Descripción
La posición está centrada en la prestación de cuidados y apoyo a personas en sus propios hogares. Las responsabilidades abarcan desde la asistencia directa en las actividades de la vida diaria hasta el mantenimiento del entorno doméstico, con el objetivo principal de fomentar la autonomía y el bienestar de los usuarios. Este rol es fundamental dentro de los servicios sociosanitarios comunitarios, requiriendo un enfoque integral que combine competencias prácticas con sensibilidad y respeto por la dignidad de las personas atendidas.Las tareas específicas incluyen el apoyo en la higiene personal, la ayuda en la movilidad y la supervisión de pautas nutricionales y medicamentosas prescritas. En el ámbito doméstico, se realizan labores de limpieza básica, gestión de la lavandería y preparación de comidas adaptadas a las necesidades del usuario.

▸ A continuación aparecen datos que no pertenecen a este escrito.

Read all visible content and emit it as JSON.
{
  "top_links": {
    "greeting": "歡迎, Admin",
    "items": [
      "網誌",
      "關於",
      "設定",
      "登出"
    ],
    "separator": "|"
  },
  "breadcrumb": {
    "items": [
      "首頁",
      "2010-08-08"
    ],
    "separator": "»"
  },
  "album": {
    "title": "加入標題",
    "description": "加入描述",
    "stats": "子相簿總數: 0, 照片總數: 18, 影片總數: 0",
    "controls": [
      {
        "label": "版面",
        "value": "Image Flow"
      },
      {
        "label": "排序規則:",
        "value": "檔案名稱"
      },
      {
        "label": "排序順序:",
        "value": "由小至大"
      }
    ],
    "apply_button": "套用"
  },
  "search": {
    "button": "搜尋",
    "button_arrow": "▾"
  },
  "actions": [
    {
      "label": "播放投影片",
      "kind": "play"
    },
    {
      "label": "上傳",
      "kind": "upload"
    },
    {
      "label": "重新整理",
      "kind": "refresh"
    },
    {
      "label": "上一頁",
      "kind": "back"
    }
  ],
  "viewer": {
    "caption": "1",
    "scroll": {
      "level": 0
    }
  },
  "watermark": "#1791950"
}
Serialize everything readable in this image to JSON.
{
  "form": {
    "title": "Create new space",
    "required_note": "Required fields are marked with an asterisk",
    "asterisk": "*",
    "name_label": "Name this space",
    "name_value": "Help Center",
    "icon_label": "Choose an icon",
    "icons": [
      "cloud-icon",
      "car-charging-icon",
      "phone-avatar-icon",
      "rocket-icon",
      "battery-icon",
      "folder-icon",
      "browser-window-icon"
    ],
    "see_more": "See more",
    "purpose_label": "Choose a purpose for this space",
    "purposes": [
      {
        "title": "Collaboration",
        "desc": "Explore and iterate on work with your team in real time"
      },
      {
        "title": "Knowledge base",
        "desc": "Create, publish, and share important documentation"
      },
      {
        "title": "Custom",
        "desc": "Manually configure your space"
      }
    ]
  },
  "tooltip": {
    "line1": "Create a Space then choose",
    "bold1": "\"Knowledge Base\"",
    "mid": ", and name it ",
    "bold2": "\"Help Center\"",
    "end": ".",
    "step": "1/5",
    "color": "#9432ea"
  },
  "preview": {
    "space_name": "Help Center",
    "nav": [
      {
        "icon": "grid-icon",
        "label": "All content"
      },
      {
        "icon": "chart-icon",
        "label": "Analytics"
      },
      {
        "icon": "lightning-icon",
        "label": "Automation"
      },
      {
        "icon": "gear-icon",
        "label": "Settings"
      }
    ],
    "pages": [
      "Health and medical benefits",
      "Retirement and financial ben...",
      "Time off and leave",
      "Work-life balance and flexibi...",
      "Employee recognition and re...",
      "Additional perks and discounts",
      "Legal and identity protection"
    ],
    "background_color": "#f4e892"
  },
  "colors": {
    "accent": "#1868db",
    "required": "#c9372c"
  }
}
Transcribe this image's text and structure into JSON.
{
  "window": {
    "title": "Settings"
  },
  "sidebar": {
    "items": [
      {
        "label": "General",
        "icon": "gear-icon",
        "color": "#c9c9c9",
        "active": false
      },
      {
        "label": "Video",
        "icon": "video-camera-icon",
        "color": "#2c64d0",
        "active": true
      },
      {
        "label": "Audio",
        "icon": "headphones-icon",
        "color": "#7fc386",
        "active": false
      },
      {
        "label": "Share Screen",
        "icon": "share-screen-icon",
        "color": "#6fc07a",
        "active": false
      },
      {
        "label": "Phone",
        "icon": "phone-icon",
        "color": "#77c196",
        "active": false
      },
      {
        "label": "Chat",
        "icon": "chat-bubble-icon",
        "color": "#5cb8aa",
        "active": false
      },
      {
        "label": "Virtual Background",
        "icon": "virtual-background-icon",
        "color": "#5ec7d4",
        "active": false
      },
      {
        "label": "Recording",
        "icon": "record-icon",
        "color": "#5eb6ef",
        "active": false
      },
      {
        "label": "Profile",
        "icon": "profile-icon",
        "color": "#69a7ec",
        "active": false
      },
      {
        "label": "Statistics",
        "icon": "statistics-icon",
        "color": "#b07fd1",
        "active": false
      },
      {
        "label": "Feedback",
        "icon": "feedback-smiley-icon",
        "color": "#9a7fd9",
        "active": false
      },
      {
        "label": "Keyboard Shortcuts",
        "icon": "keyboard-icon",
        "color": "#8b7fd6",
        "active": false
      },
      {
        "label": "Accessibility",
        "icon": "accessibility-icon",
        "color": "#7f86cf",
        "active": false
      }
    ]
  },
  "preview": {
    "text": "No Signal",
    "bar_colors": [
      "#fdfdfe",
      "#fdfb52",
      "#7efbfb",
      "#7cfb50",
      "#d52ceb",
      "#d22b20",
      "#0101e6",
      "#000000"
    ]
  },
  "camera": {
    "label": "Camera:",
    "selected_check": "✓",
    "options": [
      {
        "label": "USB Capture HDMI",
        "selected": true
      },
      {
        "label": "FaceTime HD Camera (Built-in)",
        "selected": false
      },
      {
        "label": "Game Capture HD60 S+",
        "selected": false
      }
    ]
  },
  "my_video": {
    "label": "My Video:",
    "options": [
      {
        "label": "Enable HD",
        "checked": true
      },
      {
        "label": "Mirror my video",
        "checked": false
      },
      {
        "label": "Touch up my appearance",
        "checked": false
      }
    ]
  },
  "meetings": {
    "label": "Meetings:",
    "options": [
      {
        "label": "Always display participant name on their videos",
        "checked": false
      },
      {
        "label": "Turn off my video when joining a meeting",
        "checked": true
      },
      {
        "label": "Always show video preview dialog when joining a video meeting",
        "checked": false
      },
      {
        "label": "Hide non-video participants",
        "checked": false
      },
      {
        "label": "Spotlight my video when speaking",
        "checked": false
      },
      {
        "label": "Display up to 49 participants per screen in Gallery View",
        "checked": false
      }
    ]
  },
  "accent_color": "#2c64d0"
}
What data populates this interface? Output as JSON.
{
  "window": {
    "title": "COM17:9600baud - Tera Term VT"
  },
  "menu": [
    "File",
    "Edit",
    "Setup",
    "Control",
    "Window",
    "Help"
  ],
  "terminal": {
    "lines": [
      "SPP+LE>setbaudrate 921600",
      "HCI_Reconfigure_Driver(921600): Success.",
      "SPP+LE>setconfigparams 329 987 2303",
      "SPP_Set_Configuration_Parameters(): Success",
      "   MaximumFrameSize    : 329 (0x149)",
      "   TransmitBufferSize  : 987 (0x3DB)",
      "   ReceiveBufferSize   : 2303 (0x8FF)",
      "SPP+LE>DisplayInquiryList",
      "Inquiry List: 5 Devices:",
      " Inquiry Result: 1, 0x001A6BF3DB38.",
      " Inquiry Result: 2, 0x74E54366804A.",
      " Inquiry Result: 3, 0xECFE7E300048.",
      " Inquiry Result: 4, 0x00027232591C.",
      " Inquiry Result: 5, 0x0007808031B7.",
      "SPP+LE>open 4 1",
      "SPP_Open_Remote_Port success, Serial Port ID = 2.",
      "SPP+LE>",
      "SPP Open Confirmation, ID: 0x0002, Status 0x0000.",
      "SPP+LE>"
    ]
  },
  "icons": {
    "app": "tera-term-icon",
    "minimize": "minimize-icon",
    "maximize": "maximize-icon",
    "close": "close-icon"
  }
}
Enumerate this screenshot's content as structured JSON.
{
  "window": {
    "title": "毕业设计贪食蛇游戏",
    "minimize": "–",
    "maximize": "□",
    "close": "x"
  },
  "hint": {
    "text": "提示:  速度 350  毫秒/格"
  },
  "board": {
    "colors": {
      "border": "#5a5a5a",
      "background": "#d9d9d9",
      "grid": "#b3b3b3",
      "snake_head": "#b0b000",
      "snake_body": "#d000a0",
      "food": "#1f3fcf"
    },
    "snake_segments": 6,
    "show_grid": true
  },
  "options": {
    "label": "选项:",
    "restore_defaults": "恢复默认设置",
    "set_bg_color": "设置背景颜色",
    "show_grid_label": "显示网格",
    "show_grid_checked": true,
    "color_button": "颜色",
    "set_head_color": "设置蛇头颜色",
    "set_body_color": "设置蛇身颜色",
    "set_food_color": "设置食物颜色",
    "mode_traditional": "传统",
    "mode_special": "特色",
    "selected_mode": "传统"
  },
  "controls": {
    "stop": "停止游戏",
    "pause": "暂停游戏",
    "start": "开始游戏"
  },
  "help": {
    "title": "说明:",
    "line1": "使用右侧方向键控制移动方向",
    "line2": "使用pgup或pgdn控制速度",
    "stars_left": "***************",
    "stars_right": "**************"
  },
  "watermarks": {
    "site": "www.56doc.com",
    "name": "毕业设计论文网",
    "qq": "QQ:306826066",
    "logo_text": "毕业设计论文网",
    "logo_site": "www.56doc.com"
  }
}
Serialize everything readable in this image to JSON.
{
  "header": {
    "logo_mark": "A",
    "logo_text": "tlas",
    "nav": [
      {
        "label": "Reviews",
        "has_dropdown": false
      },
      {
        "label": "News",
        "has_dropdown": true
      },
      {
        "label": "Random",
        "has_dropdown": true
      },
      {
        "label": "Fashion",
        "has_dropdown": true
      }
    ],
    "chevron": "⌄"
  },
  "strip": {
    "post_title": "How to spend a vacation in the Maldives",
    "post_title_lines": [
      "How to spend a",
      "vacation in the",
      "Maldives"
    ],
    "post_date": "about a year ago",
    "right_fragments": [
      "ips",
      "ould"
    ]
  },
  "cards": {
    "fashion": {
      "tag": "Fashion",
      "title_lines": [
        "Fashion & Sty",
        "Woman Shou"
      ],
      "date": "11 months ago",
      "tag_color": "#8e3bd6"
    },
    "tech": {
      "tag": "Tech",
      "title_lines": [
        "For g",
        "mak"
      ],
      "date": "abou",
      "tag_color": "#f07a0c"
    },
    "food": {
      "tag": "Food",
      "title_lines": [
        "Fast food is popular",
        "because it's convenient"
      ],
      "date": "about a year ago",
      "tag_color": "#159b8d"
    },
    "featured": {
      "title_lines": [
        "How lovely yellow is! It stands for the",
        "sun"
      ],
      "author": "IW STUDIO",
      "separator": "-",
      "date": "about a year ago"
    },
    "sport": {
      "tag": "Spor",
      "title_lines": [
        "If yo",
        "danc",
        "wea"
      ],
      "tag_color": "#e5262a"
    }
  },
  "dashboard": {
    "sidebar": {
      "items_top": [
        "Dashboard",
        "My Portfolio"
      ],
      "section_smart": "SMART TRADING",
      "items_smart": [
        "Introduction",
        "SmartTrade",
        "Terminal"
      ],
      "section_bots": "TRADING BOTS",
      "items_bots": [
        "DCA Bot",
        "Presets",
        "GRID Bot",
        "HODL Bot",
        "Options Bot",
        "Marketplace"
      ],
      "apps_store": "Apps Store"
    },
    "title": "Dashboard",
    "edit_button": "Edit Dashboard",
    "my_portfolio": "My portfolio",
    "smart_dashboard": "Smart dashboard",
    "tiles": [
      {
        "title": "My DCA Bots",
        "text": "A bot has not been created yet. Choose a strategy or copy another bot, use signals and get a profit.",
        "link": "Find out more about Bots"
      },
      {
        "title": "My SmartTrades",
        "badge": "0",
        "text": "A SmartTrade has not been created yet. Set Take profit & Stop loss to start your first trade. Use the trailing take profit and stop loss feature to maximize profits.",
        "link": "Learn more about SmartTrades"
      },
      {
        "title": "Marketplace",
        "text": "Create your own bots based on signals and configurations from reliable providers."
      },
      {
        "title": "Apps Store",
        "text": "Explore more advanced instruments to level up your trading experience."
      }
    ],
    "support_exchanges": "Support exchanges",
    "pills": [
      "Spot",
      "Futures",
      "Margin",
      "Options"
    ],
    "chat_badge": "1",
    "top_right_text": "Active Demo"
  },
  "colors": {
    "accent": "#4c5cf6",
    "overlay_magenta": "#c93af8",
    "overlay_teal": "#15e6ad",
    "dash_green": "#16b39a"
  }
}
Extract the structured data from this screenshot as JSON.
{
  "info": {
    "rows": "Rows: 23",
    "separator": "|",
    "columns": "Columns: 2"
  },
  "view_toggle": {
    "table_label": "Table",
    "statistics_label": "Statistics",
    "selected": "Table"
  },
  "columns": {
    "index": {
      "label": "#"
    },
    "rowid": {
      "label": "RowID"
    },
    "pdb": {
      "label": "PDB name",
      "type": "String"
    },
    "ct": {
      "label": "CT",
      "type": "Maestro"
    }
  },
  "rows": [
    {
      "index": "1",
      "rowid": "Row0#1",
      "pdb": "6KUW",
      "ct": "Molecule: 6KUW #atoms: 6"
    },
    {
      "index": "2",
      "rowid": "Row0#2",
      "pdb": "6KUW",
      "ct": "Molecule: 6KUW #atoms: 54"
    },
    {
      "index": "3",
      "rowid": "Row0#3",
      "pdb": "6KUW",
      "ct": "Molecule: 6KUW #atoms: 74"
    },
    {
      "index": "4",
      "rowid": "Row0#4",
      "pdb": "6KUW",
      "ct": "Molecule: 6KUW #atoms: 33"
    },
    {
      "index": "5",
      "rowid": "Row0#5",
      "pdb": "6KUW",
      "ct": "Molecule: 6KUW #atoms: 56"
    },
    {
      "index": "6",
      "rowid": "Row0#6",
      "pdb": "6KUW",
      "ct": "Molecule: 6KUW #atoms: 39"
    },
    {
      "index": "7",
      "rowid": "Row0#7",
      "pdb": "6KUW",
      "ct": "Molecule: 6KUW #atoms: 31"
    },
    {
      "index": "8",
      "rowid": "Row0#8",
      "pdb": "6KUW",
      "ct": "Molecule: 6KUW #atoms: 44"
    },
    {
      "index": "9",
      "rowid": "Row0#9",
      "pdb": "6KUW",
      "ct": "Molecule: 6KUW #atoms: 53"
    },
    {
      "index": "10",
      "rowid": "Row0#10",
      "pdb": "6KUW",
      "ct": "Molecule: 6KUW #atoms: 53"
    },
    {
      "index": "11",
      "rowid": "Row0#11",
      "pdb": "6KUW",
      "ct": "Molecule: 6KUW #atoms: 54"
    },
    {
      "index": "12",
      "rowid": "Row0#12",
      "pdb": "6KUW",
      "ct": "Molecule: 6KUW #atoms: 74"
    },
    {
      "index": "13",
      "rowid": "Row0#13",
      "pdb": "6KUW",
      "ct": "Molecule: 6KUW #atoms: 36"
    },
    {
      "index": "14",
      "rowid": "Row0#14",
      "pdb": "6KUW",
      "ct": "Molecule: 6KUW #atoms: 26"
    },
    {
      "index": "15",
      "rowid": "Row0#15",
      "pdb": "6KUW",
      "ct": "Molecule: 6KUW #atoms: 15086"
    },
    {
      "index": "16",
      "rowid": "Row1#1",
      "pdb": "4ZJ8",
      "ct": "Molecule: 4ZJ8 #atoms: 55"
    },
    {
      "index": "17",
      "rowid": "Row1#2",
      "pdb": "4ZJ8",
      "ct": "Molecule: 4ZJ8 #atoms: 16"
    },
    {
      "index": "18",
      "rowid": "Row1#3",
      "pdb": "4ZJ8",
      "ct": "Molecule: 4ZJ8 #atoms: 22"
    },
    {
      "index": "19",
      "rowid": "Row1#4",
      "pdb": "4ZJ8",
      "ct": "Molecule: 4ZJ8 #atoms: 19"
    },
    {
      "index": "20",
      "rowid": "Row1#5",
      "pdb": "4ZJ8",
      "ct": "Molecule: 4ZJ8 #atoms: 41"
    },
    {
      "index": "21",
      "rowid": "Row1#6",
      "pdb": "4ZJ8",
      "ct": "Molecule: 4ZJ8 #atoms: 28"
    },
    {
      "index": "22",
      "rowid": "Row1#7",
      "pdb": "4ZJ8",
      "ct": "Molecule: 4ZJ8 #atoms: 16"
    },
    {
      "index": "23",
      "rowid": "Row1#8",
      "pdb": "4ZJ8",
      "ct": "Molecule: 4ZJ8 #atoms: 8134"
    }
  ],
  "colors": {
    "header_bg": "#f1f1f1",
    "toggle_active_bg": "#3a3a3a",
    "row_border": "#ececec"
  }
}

Además, se proporciona acompañamiento en gestiones externas, como visitas médicas o actividades comunitarias, facilitando así la integración social y mejorando la calidad de vida de las personas.
El puesto opera dentro de un marco de servicio público, adhiriéndose a las normativas establecidas para la atención domiciliaria. La labor implica una coordinación constante con los equipos de trabajo y, en ocasiones, con los familiares de los usuarios, para garantizar una atención continuada y personalizada. La adaptabilidad y la capacidad para gestionar diversas situaciones en entornos privados son aspectos clave para el desempeño efectivo de estas funciones.